Brit, you’ve starred in idiosyncratic independent films like Another Earth and The Sound of My Voice, both of which you co-wrote. Is there much difference between the low-budget indie films and bigger, star-driven films?
Brit Marling: I guess in some respects there are differences. I mean, the craft service table is a different craft service table. (chuckles) Honestly, for me it always comes down to the story. How attracted you are to the story and how compelled you are to be a part of telling it. When I read the script, I was really moved by the Weather Underground and how it’s not set back then. It’s set in present day. This group has come into age and wisdom and experience and are looking back and are wondering about the radicalism of their youth. If they made the right choices and would they do it differently now. My generation is grappling with a lot of the same ideas so I was very attracted to that part of the story.

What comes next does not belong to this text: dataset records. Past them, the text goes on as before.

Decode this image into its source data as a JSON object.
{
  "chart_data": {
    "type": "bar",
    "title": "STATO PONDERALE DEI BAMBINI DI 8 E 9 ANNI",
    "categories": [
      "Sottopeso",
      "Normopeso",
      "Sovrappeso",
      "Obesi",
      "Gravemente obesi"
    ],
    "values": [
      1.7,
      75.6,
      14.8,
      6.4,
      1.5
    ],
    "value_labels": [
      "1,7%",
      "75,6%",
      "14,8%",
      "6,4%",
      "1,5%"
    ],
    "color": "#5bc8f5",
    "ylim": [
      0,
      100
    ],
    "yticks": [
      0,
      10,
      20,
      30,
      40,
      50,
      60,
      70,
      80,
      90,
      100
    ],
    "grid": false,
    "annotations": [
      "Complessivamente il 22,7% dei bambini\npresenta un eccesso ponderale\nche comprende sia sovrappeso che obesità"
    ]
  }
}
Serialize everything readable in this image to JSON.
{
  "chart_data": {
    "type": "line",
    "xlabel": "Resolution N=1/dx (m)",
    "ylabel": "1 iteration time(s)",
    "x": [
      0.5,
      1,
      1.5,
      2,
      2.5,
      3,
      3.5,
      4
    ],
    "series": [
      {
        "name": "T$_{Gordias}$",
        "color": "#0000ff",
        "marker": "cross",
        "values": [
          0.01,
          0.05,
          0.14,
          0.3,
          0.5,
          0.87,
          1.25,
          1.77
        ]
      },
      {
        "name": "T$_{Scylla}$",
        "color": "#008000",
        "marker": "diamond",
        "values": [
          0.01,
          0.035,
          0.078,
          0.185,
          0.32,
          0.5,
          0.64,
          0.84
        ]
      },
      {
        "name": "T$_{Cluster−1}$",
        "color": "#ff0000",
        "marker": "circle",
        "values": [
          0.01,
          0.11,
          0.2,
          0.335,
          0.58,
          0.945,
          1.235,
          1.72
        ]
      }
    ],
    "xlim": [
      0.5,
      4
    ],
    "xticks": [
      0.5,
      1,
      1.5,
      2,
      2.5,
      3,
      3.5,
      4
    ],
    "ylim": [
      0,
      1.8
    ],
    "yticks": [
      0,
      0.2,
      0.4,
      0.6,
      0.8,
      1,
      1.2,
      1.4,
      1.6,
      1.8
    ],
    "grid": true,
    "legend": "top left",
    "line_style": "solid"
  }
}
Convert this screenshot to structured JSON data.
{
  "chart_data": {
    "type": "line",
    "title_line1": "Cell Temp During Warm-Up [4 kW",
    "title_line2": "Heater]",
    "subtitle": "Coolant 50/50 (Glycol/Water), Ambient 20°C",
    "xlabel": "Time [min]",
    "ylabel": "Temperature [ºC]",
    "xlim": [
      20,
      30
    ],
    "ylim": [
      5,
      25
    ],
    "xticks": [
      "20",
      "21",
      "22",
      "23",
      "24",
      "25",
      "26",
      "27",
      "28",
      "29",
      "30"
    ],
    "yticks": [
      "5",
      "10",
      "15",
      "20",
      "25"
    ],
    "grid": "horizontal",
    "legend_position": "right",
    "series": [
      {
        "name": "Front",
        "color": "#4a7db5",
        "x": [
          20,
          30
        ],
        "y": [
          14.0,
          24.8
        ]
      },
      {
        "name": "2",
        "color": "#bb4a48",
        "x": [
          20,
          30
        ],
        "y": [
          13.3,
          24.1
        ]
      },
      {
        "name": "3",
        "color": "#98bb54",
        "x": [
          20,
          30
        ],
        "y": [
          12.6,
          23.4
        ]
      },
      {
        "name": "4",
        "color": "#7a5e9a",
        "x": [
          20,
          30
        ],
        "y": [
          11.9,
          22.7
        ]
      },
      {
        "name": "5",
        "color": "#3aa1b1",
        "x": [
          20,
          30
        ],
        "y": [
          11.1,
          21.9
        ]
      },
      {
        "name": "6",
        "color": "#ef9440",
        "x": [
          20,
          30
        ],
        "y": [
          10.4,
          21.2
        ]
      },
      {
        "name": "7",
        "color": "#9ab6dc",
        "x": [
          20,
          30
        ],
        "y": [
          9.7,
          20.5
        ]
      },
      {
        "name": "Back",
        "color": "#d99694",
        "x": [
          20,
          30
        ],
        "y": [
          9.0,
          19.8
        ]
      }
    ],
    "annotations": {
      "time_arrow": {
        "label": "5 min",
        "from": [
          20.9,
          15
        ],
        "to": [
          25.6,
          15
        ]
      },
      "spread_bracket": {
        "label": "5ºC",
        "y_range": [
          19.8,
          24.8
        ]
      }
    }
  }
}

Stanley Tucci: I think that is something universal…
Robert Redford: We were overjoyed to launch her first film and her second one – Another Earth and The Sound of My Voice – at the Sundance festival. That’s how I came to know Brit. The whole idea was: her work was really, really special and I thought well someway, somehow, sometime I’m going to find a way to work with her. I was very motivated by what I had already seen, so it was a particular joy for me to be able to invite her into this film.
Brit Marling: I should add to that the fact that I may be able to make a living as an actress and writer I owe entirely to this man. And to the institution he created as a safe haven for artists and filmmakers to make quirky, independent releases. Without that I don’t know, I might be investment banking. Who knows what I might be doing right now?